Eric Leltz  RSS feed    

Samenleven

Donderdag 26 maart 2015

eric leltz

Dit is mijn bijdrage aan het boek "het kantelingsalfabet". Dit boek verschijnt in april 2015.

Het moment waarop voor mij duidelijk was dat het allemaal anders zou kunnen, was toen ik als kind de film 'Modern Times' van Charlie Chaplin zag. Op meesterlijke wijze werden de gevolgen van de overgang van het agrarische naar het industriële tijdperk in beeld gebracht. Ik besefte dat de mens vrijheid inleverde en (in de film letterlijk) vermorzeld werd door de nieuwe tijd. De mens als verlengstuk van de machine, gedegradeerd tot productiemiddel. Efficiency werd de norm. 'Modern Times' bezorgde mij angstbeelden want, zo realiseerde ik mij toen, dit is mijn toekomst. Een sombere wereld, waar ik eigenlijk niet in wilde leven.

Studie

Het gaf mij de motivatie om 'iets met organisaties' te studeren zodat ik zelf mee kon werken aan een betere wereld en mijn lot meer in eigen hand kon nemen.
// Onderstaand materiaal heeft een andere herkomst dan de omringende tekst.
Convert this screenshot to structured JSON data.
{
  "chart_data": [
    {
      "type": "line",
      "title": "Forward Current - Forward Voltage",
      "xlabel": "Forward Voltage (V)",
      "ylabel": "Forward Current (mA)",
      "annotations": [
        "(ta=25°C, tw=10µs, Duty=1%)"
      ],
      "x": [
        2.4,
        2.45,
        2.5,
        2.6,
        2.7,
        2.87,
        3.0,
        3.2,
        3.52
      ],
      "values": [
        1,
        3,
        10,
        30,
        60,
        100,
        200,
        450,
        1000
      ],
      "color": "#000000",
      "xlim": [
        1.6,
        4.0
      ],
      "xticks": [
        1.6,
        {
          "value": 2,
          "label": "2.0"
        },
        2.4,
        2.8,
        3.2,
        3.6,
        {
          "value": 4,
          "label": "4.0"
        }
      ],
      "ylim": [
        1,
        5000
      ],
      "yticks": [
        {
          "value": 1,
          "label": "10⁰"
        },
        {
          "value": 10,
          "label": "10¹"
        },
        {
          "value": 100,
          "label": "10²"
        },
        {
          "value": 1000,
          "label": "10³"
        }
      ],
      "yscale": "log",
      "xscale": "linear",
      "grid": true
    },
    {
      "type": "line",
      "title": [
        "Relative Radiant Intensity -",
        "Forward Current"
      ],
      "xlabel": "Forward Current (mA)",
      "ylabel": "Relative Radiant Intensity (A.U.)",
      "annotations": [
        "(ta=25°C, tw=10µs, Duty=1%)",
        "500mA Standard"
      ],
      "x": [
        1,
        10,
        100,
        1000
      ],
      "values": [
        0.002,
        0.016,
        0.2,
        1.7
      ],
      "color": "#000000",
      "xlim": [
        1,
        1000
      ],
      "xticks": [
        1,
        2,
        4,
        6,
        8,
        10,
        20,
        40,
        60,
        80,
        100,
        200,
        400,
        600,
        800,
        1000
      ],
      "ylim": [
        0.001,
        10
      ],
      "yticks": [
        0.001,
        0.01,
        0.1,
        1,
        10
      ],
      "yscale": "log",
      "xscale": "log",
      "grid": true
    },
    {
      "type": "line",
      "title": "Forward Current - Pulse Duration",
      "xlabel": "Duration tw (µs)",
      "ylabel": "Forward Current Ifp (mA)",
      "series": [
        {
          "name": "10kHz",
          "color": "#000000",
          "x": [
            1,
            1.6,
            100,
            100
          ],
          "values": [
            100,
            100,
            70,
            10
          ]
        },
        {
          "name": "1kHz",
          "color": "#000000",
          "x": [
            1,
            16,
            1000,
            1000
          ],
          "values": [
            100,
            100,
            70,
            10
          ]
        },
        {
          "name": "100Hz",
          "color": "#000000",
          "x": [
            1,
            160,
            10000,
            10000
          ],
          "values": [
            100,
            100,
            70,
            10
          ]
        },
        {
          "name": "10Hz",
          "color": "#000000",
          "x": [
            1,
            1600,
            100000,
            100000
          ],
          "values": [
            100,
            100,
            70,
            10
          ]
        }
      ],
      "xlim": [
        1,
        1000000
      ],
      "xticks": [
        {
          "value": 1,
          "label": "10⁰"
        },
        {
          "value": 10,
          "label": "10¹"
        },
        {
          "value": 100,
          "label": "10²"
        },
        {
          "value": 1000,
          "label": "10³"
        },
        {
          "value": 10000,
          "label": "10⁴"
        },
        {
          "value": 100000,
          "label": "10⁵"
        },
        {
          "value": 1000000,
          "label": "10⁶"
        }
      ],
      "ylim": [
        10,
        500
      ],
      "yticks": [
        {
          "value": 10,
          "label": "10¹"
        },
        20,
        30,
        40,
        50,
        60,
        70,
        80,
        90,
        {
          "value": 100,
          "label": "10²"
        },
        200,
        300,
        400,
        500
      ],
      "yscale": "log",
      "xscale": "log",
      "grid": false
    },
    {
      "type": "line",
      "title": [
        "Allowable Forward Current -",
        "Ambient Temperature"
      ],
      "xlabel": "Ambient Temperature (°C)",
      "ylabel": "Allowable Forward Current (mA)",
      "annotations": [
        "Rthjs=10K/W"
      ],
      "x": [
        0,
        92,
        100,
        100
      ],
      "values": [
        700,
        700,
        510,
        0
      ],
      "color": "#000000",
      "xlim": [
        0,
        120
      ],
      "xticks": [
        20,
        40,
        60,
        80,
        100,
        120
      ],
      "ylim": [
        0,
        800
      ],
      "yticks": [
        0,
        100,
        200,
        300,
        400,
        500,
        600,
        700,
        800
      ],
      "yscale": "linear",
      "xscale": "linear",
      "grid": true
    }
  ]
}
In die studie leerde ik dat er binnen organisaties veel meer vormen zijn om samen te werken. Het kan dus ook anders, in theorie. Want bij de vele excursies naar bedrijven die ik als student mocht maken, zag ik dat de principes uit het industriële tijdperk nog vaak dominant aanwezig waren. Dat was de wereld van 'SMART doelen' en 'meten is weten'. Maar meten is ook vergeten. Vergeten van alles wat niet wordt gemeten. Het gevolg is een eenzijdige vertroebelde kijk op de wereld.

Werk

Na mijn opleiding was ik vastbesloten om iets te doen aan die sombere, eendimensionale bedrijfswereld. Ik koos daarvoor aanvankelijk de veilige kant, die van adviseur. Een mooi beroep. Je kunt vergezichten schetsen en als ze achteraf niet haalbaar blijken te zijn, dan komt dit altijd omdat ‘het uitstekende advies toch niet helemaal is uitgevoerd.’ Het werd snel tijd om mijzelf van de kantlijn het veld in te sturen. En zo werd ik via een managementfunctie in de gezondheidszorg, directeur van een hogere beroepsopleiding. Was het ziekenhuis nog traditioneel ingericht en niet echt bezig met verandering, bij de opleiding leek het wel of het aanpassingsvermogen van de medewerkers een bindende voorwaarde was om daar te mogen werken. Ik trof een ware voedingsbodem om verandering in de praktijk te brengen. Daar zag ik hoe het echt anders kan. En hoe snel dit kan worden gerealiseerd als de omstandigheden –lees: een visie die mensen bindt en motiveert en doet verlangen naar 'straks'– op orde zijn.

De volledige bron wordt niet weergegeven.